Toggle the display of automated, internal messages from the tracker.
Report forwarded
to
bug-gnu-emacs <at> gnu.org
:
bug#58302
; Package
emacs
.
(Wed, 05 Oct 2022 11:08:02 GMT)
Full text and
rfc822 format available.
Acknowledgement sent
to
Phil Sainty <psainty <at> orcon.net.nz>
:
New bug report received and forwarded. Copy sent to
bug-gnu-emacs <at> gnu.org
.
(Wed, 05 Oct 2022 11:08:02 GMT)
Full text and
rfc822 format available.
Message #5 received at submit <at> debbugs.gnu.org (full text, mbox):
browse-url-emacs has always been inexplicably slow for me,
since at least Emacs 24 (but maybe just 'always').
I've just done some basic benchmarking with:
(benchmark-run (save-selected-window
(browse-url-emacs "http://www.example.com")))
;; If I delete the "www.example.com" buffer after each attempt, this
;; call takes nearly 3 seconds:
(2.819470404 1 0.046148434000000016)
(2.669529036 0 0.0)
(2.837350438 1 0.02421054800000011)
;; If I retain the "www.example.com" buffer, then each retry takes
;; <0.5 seconds:
(0.374270464 0 0.0)
(0.428719681 0 0.0)
(0.476068586 1 0.044311528999999794)
;; Whereas benchmarking only `url-retrieve-synchronously':
(benchmark-run (url-retrieve-synchronously "http://www.example.com"))
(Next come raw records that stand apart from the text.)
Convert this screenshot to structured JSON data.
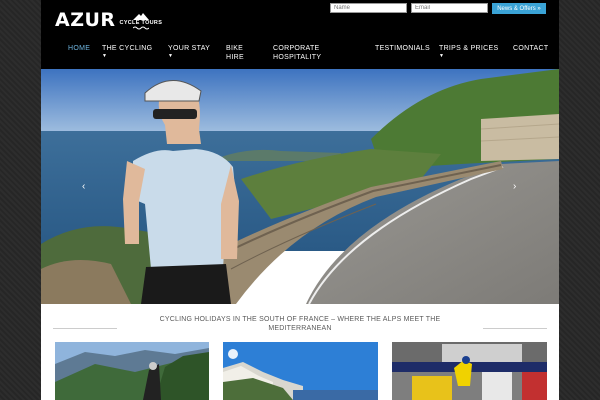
{
  "brand": {
    "name": "AZUR",
    "subtitle": "CYCLE TOURS"
  },
  "signup": {
    "name_placeholder": "Name",
    "email_placeholder": "Email",
    "button_label": "News & Offers »"
  },
  "nav": {
    "items": [
      {
        "label": "HOME",
        "active": true,
        "has_submenu": false
      },
      {
        "label": "THE CYCLING",
        "active": false,
        "has_submenu": true
      },
      {
        "label": "YOUR STAY",
        "active": false,
        "has_submenu": true
      },
      {
        "label": "BIKE HIRE",
        "active": false,
        "has_submenu": false
      },
      {
        "label": "CORPORATE HOSPITALITY",
        "active": false,
        "has_submenu": false
      },
      {
        "label": "TESTIMONIALS",
        "active": false,
        "has_submenu": false
      },
      {
        "label": "TRIPS & PRICES",
        "active": false,
        "has_submenu": true
      },
      {
        "label": "CONTACT",
        "active": false,
        "has_submenu": false
      }
    ]
  },
  "hero": {
    "prev_label": "‹",
    "next_label": "›"
  },
  "tagline": "CYCLING HOLIDAYS IN THE SOUTH OF FRANCE – WHERE THE ALPS MEET THE MEDITERRANEAN",
  "colors": {
    "header_bg": "#000000",
    "accent": "#3aa3d6",
    "active_nav": "#6fb6e1"
  }
}
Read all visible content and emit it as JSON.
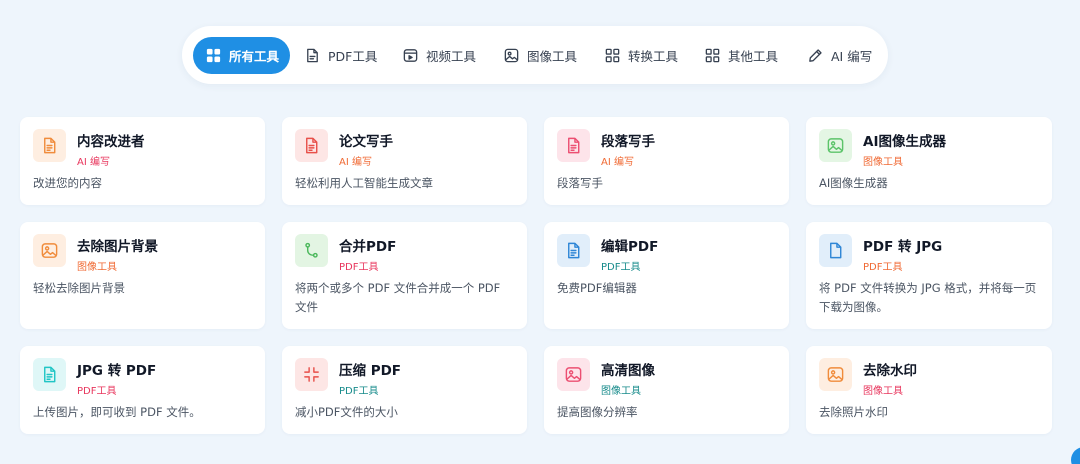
{
  "tabs": [
    {
      "label": "所有工具",
      "icon": "grid-icon",
      "active": true
    },
    {
      "label": "PDF工具",
      "icon": "document-icon",
      "active": false
    },
    {
      "label": "视频工具",
      "icon": "video-icon",
      "active": false
    },
    {
      "label": "图像工具",
      "icon": "image-icon",
      "active": false
    },
    {
      "label": "转换工具",
      "icon": "squares-icon",
      "active": false
    },
    {
      "label": "其他工具",
      "icon": "squares-icon",
      "active": false
    },
    {
      "label": "AI 编写",
      "icon": "pencil-icon",
      "active": false
    }
  ],
  "cards": [
    {
      "title": "内容改进者",
      "category": "AI 编写",
      "description": "改进您的内容",
      "icon": "document-icon",
      "icon_color": "#f08c3c",
      "icon_bg": "#feeee1",
      "category_color": "#e8365d"
    },
    {
      "title": "论文写手",
      "category": "AI 编写",
      "description": "轻松利用人工智能生成文章",
      "icon": "document-icon",
      "icon_color": "#e8504a",
      "icon_bg": "#fde6e5",
      "category_color": "#f06a34"
    },
    {
      "title": "段落写手",
      "category": "AI 编写",
      "description": "段落写手",
      "icon": "document-icon",
      "icon_color": "#ec4f72",
      "icon_bg": "#fde4ea",
      "category_color": "#f06a34"
    },
    {
      "title": "AI图像生成器",
      "category": "图像工具",
      "description": "AI图像生成器",
      "icon": "image-icon",
      "icon_color": "#5cc46a",
      "icon_bg": "#e4f6e4",
      "category_color": "#f06a34"
    },
    {
      "title": "去除图片背景",
      "category": "图像工具",
      "description": "轻松去除图片背景",
      "icon": "image-icon",
      "icon_color": "#f08c3c",
      "icon_bg": "#feeee1",
      "category_color": "#f06a34"
    },
    {
      "title": "合并PDF",
      "category": "PDF工具",
      "description": "将两个或多个 PDF 文件合并成一个 PDF 文件",
      "icon": "merge-icon",
      "icon_color": "#4cb85c",
      "icon_bg": "#e3f5e3",
      "category_color": "#e8365d"
    },
    {
      "title": "编辑PDF",
      "category": "PDF工具",
      "description": "免费PDF编辑器",
      "icon": "document-icon",
      "icon_color": "#2f86d6",
      "icon_bg": "#e1eefa",
      "category_color": "#178b8b"
    },
    {
      "title": "PDF 转 JPG",
      "category": "PDF工具",
      "description": "将 PDF 文件转换为 JPG 格式，并将每一页下载为图像。",
      "icon": "file-icon",
      "icon_color": "#2f86d6",
      "icon_bg": "#e1eefa",
      "category_color": "#f06a34"
    },
    {
      "title": "JPG 转 PDF",
      "category": "PDF工具",
      "description": "上传图片，即可收到 PDF 文件。",
      "icon": "document-icon",
      "icon_color": "#20c5c5",
      "icon_bg": "#dff7f7",
      "category_color": "#e8365d"
    },
    {
      "title": "压缩 PDF",
      "category": "PDF工具",
      "description": "减小PDF文件的大小",
      "icon": "compress-icon",
      "icon_color": "#e8504a",
      "icon_bg": "#fde6e5",
      "category_color": "#178b8b"
    },
    {
      "title": "高清图像",
      "category": "图像工具",
      "description": "提高图像分辨率",
      "icon": "image-icon",
      "icon_color": "#ec4f72",
      "icon_bg": "#fde4ea",
      "category_color": "#178b8b"
    },
    {
      "title": "去除水印",
      "category": "图像工具",
      "description": "去除照片水印",
      "icon": "image-icon",
      "icon_color": "#f08c3c",
      "icon_bg": "#feeee1",
      "category_color": "#e8365d"
    }
  ],
  "colors": {
    "accent": "#1f8fe4",
    "background": "#eef5fc"
  }
}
;; This takes <0.25 seconds.
(0.172364234 0 0.0)
(0.24314511600000002 0 0.0)
(0.19534228 0 0.0)
;; Deleting the network connection via M-x list-processes between
;; attempts adds about 0.25 seconds for all sets of benchmarks, so the
;; network connection time is not a factor.
;; eww is also fast:
(benchmark-run (save-window-excursion (let ((eww-retrieve-command
'sync))
(eww "http://www.example.com"))))
(0.197008672 0 0.0)
(0.25098304499999996 0 0.0)
(0.28419454299999997 0 0.0)
So something to do with browse-url-emacs is taking an additional 2.5s
on top of the basic URL request -- unless the buffer already exists,
in which case it's much faster (albeit still twice as slow as the
other options).
Presumably this could be improved?
If I benchmark-progn the final (funcall func url) in browse-url-emacs
I can see that this is where all the time is spent. func is set to
`find-file-other-window'; so this is equivalent:
(benchmark-run
(save-selected-window
(let ((file-name-handler-alist
(cons (cons url-handler-regexp 'url-file-handler)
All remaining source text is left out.